NATAN ZABARE (December 27, 1908-February 19, 1975)
            He was born in Rogatshev (Rahachow), Volhynia, Ukraine.  He studied in religious elementary school.  During the years of the revolution, he moved to Kiev.  In the 1920s he was a government-supported student at the Institute for Jewish Culture in the Ukrainian Academy of Sciences in Kiev.  He began publishing in the late 1920s novellas in Soviet Jewish publications in Kiev, Kharkov, and Minsk.  His books include: Radyo-roman (Radio novel) (Kharkov-Kiev, 1932), 220 pp.; Khevre (The gang), children’s stories (Minsk, 1933), 21 pp.; Nilovke (Nilovke), a novel (Moscow, 1935), 109 pp.; Fun land tsu land (From country to country) (Kiev, 1938), 300 pp.; Mentshn un tsaytn, fartsaykhenungen (Men and times, notes) (Kiev: Ukrainian state publishers for national minorities, 1938), 22 pp.; Der foter, roman (The father, a novel) (Kiev: Ukrainian state publishers for national minorities, 1940), 518 pp.; Galgal hakhoyzer, roman (The revolving wheel, a novel) (Moscow: Sovetski pisatel, 1979), 469 pp.  He published a series of novels in Sovetish heymland (Soviet homeland): A poshete mame (A simple mother), 1967: 9, 10, 11; S’iz nokh groys der tog (The day is longer still), 1972: 9, 10; Unter der heyser zun fun provans (Under the hot sun of Provence), 1973: 9, 10; Inmitn heln batog (In the middle of a bright day), 1975: 1, 2, 3; 1977: 7.

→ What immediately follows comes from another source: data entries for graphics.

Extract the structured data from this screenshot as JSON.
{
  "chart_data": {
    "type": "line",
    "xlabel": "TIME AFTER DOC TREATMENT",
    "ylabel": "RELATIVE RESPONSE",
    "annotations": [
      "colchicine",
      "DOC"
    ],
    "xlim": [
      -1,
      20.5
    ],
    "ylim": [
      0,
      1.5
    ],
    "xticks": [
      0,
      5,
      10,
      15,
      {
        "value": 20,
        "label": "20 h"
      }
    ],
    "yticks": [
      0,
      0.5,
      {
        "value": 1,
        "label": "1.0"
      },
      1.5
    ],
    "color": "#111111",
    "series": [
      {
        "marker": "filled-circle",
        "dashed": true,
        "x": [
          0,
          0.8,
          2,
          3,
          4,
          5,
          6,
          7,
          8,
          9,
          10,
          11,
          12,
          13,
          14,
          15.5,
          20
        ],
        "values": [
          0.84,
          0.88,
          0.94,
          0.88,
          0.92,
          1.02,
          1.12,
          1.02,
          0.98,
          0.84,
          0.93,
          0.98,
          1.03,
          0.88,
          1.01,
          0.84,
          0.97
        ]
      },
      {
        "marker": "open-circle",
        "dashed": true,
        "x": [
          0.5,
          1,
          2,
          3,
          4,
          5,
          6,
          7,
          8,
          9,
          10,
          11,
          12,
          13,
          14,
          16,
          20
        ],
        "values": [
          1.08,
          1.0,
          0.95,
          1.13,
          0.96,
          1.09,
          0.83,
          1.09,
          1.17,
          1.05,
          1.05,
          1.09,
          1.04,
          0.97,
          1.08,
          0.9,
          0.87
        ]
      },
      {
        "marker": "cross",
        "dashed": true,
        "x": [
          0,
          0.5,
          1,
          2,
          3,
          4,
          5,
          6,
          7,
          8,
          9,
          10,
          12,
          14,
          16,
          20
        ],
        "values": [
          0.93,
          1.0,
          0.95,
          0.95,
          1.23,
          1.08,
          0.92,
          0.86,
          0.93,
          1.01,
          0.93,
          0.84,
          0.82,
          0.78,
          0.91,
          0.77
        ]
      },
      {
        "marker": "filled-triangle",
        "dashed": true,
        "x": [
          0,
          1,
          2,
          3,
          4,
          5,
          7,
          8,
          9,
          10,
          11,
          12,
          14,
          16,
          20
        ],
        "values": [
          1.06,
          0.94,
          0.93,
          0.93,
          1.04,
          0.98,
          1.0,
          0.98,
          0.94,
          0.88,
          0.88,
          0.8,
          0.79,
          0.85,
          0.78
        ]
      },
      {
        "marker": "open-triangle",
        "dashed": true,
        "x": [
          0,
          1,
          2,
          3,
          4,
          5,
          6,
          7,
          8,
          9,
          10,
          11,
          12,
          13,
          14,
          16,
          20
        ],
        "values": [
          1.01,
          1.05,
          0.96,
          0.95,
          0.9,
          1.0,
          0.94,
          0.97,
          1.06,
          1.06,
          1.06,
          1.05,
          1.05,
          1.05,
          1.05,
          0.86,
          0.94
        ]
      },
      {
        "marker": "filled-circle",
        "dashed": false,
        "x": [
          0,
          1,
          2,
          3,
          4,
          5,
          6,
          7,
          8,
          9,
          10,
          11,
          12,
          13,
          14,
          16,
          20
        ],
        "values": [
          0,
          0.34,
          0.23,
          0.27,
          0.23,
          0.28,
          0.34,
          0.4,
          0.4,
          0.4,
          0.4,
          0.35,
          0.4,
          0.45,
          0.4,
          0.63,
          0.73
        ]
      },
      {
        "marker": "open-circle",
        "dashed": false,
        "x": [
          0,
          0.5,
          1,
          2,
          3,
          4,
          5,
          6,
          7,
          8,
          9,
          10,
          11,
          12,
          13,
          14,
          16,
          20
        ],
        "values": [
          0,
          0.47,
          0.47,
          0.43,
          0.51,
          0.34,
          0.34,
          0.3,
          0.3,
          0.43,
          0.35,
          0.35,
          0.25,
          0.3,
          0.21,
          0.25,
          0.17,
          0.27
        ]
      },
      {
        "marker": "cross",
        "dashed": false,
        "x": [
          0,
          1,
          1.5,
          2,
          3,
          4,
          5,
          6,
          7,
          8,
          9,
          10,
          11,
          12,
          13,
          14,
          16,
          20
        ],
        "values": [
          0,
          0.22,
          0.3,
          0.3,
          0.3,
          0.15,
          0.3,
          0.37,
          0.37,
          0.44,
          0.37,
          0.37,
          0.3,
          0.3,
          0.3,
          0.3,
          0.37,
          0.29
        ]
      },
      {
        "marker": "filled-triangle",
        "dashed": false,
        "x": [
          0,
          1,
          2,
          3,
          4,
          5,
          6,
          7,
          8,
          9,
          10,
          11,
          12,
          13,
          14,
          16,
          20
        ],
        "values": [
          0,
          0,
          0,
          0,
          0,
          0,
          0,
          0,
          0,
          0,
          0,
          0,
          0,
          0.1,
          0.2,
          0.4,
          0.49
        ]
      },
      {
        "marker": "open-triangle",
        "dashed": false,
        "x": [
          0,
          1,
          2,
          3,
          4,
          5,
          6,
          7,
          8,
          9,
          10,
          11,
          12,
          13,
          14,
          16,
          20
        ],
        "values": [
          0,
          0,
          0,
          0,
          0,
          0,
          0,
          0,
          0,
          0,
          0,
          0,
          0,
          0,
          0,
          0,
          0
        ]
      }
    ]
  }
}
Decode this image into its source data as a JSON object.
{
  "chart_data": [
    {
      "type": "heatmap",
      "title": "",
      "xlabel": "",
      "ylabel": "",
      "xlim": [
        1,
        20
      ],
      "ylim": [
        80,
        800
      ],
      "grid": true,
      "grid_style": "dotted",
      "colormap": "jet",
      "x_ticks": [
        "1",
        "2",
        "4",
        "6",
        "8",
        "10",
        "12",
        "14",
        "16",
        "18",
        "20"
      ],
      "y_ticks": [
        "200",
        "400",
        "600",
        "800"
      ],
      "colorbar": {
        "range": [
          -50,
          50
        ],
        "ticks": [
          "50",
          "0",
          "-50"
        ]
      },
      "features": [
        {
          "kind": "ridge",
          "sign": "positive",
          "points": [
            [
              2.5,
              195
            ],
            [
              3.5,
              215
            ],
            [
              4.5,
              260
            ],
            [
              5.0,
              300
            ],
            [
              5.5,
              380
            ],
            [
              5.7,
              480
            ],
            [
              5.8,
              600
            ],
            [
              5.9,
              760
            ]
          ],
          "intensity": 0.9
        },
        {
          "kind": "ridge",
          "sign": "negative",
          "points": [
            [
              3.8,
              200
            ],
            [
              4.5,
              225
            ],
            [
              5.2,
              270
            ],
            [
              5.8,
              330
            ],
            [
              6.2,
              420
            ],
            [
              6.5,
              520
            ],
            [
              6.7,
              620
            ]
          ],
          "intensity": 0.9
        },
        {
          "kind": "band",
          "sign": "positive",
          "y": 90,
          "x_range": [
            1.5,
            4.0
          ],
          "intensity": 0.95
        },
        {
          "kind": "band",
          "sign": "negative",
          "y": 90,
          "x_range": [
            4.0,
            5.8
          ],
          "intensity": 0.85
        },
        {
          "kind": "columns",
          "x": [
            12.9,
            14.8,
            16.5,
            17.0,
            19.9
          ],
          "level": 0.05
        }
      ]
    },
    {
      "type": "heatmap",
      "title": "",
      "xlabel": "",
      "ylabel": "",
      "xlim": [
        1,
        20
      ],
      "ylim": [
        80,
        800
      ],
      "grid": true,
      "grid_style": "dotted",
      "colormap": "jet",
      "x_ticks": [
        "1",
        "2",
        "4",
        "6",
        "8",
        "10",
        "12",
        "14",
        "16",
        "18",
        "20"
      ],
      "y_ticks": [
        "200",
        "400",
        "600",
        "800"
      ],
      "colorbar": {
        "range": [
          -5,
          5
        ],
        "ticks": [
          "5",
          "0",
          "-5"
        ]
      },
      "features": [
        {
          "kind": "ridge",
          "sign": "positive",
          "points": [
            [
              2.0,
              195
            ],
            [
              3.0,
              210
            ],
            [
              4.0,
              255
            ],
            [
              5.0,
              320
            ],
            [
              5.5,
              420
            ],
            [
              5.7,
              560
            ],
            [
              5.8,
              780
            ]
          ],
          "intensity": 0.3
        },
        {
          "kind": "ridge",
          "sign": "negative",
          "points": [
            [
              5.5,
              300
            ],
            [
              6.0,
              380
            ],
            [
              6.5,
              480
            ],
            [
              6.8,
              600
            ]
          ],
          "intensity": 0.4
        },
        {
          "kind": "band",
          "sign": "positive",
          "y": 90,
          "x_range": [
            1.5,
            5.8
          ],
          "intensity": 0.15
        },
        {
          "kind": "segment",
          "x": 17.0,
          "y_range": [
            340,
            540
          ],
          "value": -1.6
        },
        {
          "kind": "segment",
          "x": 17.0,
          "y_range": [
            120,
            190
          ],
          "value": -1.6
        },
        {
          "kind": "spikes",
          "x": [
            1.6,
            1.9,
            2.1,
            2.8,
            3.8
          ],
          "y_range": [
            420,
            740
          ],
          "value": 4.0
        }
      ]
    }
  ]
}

            With the outbreak of the Nazi-Soviet war, he was mobilized and took part in battles.  After WWII he was with the Red Army in Germany and in contact with Jewish people in the British and American zones, rekindling his interest in things Jewish.  At a meeting of the Jewish writers section of the Soviet Ukrainian writers’ union in Kiev, Zabare spoke about a publication that confronted Soviet Yiddish literature: “To explain to the people about the wonderful, historical feat accomplished by the Soviet Army which liberated Europe from the fascist yoke.”  He added that this was “really the theme of my new book that I’m about to finish.”  He survived the years 1948-1952 during the extermination of Yiddish writers under Stalin, though he was arrested in 1950 and held in the gulag until 1956.  He returned to activity in Kiev after being released.  He died in Kiev with pen in hand.

Sources: Kh. Lutsker, in Shtern (Kharkov) 280 (1935); M. May, in Sovetishe literatur (Kiev) (June 1939), p. 107; L. Brovarnik, in Sovetishe literatur (June 1939), p. 131; M. Dublyet, in Shtern (Minsk) (July 1939); A. Kushnirov, in Naye prese (Paris) (July 27, 1945); A. Emkin, in Eynikeyt (Moscow) (June 26, 1947); N. Mayzil, Dos yidishe shafn un der yidisher shrayber in sovetnfarband (Jewish creation and the Yiddish writer in the Soviet Union) (New York, 1959), see index.
Borekh Tshubinsk

[Additional information from: Berl Kagan, comp., Leksikon fun yidish-shraybers (Biographical dictionary of Yiddish writers) (New York, 1986), col. 253; and Chaim Beider, Leksikon fun yidishe shrayber in ratn-farband (Biographical dictionary of Yiddish writers in the Soviet Union), ed. Boris Sandler and Gennady Estraikh (New York: Congress for Jewish Culture, Inc., 2011), pp. 148-49.]